Since it acquired Bugatti in the late 1990s, Volkswagen Group has done an impressive job of returning the French brand to the pinnacle of performance and luxury in the car world.

However, VW's wasn't the first attempt at returning Bugatti to its glory days of the 1920s and '30s.

You see, long before there was the Veyron, there was the EB110. It was built during the 1990s when Bugatti was under the stewardship of Italian Romano Artioli, an industrialist who revived the brand which had previously been dormant since 1952. He's also the guy behind the Lotus Elise, but that's another story.

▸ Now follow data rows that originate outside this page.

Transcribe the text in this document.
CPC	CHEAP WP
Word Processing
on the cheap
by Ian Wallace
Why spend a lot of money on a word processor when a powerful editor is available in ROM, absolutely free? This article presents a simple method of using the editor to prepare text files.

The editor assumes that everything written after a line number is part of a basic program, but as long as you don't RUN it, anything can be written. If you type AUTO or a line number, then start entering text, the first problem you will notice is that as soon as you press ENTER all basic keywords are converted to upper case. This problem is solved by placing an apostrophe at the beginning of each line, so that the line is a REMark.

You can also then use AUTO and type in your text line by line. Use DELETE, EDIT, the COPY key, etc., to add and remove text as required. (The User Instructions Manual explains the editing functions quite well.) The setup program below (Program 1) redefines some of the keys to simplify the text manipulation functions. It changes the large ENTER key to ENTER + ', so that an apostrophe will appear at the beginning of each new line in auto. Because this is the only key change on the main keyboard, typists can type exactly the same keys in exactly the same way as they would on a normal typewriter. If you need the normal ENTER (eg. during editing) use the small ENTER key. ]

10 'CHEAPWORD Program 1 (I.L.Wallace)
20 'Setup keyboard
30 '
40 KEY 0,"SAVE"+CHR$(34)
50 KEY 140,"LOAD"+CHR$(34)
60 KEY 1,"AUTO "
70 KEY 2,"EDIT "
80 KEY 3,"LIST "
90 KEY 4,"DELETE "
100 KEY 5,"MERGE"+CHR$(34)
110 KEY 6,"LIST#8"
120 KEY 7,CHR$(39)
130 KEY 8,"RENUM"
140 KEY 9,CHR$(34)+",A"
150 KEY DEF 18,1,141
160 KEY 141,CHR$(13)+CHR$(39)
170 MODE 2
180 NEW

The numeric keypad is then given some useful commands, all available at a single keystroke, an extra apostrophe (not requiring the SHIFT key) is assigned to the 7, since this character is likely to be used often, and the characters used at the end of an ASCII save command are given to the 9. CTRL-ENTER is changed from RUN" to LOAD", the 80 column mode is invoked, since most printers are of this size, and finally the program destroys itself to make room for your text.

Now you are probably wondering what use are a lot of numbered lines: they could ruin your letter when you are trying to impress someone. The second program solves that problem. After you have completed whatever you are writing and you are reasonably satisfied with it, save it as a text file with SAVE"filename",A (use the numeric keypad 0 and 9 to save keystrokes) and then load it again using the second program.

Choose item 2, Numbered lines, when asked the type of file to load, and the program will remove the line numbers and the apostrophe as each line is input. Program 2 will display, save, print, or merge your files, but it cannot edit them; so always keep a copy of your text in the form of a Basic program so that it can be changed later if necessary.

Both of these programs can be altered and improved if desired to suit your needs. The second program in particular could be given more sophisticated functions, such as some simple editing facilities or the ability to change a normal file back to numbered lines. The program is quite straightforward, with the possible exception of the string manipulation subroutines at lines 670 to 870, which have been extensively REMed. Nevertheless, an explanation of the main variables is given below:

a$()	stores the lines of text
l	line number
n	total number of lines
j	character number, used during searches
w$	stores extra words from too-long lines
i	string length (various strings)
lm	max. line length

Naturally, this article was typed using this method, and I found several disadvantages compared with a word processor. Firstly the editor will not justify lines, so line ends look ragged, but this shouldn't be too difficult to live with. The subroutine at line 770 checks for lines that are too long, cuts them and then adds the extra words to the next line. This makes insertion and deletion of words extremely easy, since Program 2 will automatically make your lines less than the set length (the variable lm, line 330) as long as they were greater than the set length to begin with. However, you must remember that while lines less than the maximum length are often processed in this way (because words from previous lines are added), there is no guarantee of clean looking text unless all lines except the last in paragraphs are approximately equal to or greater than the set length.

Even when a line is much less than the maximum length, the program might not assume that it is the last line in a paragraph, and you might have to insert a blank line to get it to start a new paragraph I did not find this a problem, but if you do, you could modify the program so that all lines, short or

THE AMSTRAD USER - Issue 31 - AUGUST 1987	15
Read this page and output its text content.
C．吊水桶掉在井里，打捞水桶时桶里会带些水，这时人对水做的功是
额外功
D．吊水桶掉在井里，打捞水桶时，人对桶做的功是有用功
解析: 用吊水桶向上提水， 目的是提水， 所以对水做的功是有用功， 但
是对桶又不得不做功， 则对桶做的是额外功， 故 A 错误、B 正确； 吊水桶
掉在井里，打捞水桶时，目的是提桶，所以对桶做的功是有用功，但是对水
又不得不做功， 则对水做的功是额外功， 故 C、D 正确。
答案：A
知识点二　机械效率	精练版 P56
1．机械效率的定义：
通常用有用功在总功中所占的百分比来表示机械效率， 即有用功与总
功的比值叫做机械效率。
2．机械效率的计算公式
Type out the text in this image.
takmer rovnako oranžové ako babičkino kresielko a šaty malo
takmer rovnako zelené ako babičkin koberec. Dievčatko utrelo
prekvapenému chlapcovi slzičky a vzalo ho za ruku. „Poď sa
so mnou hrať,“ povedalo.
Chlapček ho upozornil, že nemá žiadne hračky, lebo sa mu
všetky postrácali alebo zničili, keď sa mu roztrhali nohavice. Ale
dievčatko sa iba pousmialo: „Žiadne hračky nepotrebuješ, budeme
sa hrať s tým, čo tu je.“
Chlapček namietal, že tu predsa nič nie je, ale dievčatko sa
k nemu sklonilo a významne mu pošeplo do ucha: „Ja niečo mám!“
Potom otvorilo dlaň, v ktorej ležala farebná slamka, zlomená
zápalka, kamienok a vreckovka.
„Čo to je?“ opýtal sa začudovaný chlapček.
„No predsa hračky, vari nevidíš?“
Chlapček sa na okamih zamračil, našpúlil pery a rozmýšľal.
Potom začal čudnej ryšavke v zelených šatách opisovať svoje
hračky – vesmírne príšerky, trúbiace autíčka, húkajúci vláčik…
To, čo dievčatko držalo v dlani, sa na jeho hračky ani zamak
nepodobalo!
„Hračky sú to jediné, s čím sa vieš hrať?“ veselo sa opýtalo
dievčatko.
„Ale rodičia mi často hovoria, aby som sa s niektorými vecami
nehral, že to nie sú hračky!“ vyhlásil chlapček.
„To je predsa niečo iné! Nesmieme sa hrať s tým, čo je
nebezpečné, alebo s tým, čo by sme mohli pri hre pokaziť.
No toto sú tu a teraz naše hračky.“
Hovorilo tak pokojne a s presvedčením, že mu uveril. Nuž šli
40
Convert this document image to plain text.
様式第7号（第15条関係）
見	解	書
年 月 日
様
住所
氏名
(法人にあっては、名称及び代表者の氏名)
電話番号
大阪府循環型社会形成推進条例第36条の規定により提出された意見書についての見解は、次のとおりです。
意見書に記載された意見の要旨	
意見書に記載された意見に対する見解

At Bugatti, Artioli oversaw the development of the EB110, a mid-engine supercar launched in 1991 with carbon fiber construction, a quad-turbocharged V-12, and all-wheel drive. It's a format VW would mimic for the Veyron, though VW upped the cylinder count from 12 to 16 in a quest for serious power.

A prime example of the EB110 recently visited Jay Leno's Garage. Naturally, Leno was ecstatic, as he's an owner of a classic Bugatti and for some reason the engine and transmission of an EB110, too.

The engine is a 3.5-liter V-12, which thanks to its four turbos pumps out 552 horsepower in standard guise and 592 hp in the EB110 Super Sport. Even with the lower setting, the EB110 is capable of 0-60 mph acceleration in the low 3.0 seconds and a top speed of over 200 mph. Those are impressive numbers, even by today's standards.

Sadly, only around 120 examples were built while Artioli was in charge of Bugatti, though a few additional examples were built in subsequent years using spare chassis. These include the handful built by Germany's Dauer. Some chassis are also being used for a car known as the SP-110 Edonis Fenice that was announced for production only last year.